I can see a market in colognes for the older man with brand names such as Cardigan, Semmit, and Bunnet. For the rough younger set, can I recommend Toerag or Simply Ned.
Despite its recent global exposure in connection with a recent hurricane, I don't think the world is ready for Parfum de Bawbag.
The monks from Buckfast might go for a scent which can dabbed behind the ears or just swigged from the bottle.
Those of a combative disposition may like to splash on some Contretemps, GBH, or Square Go.
Men with a romantic streak will want to pay homage to their loved ones with one of the following fragrances: Bidey-In, Her Indoors, She Who Must
be Obeyed, or Eau de Broken Pay Packet. Or maybe Stoater.

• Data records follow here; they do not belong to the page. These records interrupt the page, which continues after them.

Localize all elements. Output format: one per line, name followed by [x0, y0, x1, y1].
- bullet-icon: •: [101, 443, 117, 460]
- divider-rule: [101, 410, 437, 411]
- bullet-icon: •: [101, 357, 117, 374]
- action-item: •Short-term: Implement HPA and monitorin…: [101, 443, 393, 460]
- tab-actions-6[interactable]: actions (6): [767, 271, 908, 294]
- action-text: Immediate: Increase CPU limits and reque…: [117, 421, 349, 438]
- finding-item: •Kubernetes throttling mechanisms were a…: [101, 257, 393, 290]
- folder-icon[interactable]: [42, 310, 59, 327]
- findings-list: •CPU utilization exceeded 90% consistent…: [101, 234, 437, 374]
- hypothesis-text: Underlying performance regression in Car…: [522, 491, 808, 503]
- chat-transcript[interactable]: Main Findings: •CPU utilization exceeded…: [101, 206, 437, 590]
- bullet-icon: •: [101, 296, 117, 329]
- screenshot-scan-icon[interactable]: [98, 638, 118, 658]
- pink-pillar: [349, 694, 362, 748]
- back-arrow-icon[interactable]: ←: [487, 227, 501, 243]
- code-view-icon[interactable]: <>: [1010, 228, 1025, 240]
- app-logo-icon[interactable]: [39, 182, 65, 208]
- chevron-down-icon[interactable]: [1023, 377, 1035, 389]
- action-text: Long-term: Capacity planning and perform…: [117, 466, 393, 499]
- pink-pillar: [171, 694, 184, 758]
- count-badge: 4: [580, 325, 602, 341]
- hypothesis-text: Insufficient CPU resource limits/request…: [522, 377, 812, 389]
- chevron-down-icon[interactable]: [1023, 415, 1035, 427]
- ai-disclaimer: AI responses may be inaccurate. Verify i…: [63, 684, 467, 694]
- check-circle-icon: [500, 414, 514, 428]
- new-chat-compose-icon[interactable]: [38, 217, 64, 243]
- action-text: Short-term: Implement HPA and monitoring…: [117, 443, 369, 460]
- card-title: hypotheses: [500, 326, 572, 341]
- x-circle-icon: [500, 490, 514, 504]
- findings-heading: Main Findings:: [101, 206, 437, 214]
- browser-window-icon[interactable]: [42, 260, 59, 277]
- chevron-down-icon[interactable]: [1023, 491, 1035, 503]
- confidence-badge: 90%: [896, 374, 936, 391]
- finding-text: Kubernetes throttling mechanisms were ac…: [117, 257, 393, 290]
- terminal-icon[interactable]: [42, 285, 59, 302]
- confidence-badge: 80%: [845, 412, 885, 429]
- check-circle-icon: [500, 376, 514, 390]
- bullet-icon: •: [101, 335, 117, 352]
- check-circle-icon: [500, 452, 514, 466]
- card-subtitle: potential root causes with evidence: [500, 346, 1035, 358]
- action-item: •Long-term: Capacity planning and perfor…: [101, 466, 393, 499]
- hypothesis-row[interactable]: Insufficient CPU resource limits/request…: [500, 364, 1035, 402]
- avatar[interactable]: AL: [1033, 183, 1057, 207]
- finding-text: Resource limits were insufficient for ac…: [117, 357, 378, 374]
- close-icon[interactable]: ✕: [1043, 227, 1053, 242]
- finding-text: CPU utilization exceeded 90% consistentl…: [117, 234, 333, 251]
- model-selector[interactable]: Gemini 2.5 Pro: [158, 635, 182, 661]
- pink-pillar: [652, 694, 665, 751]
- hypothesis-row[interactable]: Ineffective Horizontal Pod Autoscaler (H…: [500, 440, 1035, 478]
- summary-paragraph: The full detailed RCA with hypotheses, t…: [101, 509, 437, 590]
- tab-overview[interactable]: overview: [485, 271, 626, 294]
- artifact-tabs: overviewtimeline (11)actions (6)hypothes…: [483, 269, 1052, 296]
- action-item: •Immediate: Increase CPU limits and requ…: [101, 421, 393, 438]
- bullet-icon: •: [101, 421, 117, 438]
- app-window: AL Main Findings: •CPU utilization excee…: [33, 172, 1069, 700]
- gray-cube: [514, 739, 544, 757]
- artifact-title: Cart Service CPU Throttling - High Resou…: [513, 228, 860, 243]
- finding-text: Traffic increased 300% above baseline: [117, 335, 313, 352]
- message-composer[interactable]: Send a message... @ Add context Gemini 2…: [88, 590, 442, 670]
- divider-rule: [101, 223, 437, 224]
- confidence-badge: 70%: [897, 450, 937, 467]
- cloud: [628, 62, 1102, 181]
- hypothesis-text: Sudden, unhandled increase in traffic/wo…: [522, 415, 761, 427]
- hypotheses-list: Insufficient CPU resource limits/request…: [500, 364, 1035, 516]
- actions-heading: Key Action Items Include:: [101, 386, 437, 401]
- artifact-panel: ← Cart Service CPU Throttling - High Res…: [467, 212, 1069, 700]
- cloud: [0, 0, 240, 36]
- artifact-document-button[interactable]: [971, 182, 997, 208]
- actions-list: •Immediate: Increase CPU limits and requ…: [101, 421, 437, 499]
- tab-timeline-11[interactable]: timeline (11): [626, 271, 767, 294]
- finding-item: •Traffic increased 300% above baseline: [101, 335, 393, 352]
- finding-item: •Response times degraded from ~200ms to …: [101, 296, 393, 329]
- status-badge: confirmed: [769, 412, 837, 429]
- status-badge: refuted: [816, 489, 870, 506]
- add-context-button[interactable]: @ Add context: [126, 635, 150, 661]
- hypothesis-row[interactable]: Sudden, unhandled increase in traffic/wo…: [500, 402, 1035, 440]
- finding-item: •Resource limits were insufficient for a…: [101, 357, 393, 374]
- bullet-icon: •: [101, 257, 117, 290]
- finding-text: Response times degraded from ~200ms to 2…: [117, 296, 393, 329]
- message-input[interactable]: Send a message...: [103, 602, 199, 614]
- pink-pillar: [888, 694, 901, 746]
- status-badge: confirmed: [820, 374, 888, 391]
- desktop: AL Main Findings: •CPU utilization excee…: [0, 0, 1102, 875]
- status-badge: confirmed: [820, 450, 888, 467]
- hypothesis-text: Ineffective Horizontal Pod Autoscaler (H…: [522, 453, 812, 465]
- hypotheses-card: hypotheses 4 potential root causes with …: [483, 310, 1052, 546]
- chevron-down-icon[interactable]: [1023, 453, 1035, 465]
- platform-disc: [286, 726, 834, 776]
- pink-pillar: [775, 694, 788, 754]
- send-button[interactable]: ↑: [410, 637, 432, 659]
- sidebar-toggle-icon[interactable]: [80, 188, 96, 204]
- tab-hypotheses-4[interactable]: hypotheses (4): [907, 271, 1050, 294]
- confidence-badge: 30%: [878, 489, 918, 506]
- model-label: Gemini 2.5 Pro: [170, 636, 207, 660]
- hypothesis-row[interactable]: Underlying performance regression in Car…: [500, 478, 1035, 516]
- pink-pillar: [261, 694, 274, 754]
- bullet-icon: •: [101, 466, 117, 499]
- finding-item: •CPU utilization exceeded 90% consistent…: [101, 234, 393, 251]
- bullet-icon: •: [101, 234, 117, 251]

The ladies may respond with a gift of Right Charlie by Revlon, Eejit, Unleaded by Diesel, or Gowk for Men.
Look out for the new range of Sunday Post essences: Black Affrontit by Ma Broon, Hen, Wullie, and Soapy by Soutar.
All sorts of non-celebrities have launched their own brands, so I may as well get into the act with my own smell called Oxter. Mainly because it reminds me of the Swedish bloke who went into the chemist shop and asked for deodorant. The assistant asked: "Ball or aerosol." He replied: "Neither, it's for my armpits."
I quite fancy Clootie with its undertones of cinnamon, cloves, and dried fruits. Braw would be good. Gallus would be great.
Ming may not be a best-seller.
Our national poet Liz Lochhead may be considering launching Makar.
Words which for some reason have not been adopted (as far as I know) by perfumiers include Perpsiration, Incontinence, and Clap by Clinique.
More than enough daft names have made it on to the list. Like Snooki.
To which the only reply is: Sno? Izzit?